CONVERSION OF ANGIOTENSIN-II INTO ACTIVE FRAGMENTS BY AN ENDOSOMAL PATHWAY IN BOVINE ADRENAL-MEDULLARY CELLS IN PRIMARY CULTURE

We previously demonstrated that angiotensin II (AII) is internalized in primary cultures of bovine adrenal medullary cells by receptor-mediated endocytosis. In the present work, we followed internalized AII in these cells by means of confocal laser scanning microscopy combined with analytical subcellular fractionation techniques and compared its fate with that of transferrin and horseradish peroxidase.
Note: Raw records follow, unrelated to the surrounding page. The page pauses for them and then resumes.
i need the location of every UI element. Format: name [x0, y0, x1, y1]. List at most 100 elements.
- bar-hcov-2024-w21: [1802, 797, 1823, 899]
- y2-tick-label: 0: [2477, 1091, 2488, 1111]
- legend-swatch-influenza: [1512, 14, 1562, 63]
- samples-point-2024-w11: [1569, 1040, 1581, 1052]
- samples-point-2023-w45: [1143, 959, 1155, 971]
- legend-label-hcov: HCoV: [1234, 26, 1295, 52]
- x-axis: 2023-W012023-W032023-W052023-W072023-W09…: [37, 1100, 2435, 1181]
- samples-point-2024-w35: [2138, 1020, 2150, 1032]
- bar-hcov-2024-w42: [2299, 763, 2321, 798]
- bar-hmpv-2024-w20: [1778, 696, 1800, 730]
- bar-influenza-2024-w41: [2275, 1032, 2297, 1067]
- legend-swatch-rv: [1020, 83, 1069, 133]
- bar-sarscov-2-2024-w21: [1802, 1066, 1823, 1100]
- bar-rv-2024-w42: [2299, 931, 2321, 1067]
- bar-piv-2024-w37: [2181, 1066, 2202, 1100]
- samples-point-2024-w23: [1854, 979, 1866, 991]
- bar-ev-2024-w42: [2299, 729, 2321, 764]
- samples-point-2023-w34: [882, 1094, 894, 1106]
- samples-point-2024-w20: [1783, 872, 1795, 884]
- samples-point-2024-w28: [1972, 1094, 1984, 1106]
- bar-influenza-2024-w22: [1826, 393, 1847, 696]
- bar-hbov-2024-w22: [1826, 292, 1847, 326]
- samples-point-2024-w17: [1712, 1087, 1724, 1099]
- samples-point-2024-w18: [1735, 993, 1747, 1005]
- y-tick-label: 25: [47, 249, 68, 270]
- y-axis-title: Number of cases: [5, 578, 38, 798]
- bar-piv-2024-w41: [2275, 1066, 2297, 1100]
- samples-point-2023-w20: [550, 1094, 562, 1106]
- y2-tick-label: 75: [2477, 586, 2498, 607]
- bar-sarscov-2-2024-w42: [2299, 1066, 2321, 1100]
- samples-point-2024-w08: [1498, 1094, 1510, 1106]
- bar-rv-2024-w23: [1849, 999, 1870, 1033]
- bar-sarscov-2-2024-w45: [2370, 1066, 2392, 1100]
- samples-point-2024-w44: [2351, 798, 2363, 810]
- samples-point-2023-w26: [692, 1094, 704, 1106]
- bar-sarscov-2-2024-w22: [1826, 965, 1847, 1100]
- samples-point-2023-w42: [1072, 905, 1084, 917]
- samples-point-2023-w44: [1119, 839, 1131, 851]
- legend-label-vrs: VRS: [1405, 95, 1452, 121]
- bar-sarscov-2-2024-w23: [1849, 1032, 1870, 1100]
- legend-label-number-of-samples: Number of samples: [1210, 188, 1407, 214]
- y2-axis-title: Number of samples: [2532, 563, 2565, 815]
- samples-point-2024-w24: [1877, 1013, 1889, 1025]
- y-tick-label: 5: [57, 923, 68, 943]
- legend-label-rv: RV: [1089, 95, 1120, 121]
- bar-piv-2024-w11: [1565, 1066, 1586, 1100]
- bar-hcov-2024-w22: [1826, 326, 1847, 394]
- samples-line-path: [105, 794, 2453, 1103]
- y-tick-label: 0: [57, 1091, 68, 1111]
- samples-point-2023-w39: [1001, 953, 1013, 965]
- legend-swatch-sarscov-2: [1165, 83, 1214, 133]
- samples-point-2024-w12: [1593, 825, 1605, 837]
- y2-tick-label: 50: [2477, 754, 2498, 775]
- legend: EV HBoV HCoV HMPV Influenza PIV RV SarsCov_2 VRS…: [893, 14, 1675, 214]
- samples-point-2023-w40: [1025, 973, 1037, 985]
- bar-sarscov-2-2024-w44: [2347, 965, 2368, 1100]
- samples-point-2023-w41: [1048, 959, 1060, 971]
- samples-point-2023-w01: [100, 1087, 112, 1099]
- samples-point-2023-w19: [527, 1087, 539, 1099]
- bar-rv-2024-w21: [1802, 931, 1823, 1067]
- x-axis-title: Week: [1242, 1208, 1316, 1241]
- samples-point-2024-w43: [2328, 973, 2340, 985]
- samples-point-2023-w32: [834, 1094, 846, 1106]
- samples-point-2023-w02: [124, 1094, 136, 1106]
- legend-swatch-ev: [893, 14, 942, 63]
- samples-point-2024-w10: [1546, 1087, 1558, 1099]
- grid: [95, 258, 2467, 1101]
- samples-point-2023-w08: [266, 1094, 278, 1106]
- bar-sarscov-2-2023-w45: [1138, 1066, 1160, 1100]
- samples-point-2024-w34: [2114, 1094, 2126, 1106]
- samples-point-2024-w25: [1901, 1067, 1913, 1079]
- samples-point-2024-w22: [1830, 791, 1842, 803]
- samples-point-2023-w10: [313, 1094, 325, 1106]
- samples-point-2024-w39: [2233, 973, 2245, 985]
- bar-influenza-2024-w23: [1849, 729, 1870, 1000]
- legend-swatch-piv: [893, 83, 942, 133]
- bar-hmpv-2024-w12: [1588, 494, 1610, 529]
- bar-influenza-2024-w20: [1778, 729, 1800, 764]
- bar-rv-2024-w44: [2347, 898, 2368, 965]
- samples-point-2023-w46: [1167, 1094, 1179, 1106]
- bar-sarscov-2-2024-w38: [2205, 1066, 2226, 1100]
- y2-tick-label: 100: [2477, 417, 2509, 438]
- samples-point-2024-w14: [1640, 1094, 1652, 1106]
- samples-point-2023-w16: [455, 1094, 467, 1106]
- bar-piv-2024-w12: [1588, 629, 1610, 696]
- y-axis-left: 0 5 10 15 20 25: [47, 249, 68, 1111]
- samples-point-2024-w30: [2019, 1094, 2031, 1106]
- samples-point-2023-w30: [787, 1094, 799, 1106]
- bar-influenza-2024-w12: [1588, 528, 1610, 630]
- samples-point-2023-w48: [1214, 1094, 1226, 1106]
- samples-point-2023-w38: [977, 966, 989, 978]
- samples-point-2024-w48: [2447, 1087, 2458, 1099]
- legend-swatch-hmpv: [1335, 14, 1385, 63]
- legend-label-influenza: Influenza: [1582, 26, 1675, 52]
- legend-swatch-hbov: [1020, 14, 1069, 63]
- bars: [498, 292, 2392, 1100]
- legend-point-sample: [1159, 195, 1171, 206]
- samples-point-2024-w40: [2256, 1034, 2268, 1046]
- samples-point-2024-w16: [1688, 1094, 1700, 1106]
The integrity of[I-125]AII was investigated by chromatography. With pulse-chase experiments, internalized AII could only be detected in endosomes using either fluorescence microscopy or fractionation studies. With chase, most of the radioactivity initially associated with the cells was rapidly released into the medium, as converted fragments (>60%), essentially as AIV (80% of the fragments). Fragments efficiently bound to bovine adrenal medullary and cortical cells. a binding that was specifically displaced by AIV > AIII = AII. These results indicate that AII is taken up in bovine adrenal medullary cells and can be rapidly converted in the endosomal pathway into fragments that bind specifically to putative angiotensin receptors. These fragments are presumably biologically active and could act on either the chromaffin cell itself (autocrine) or the cortical cells (paracrine).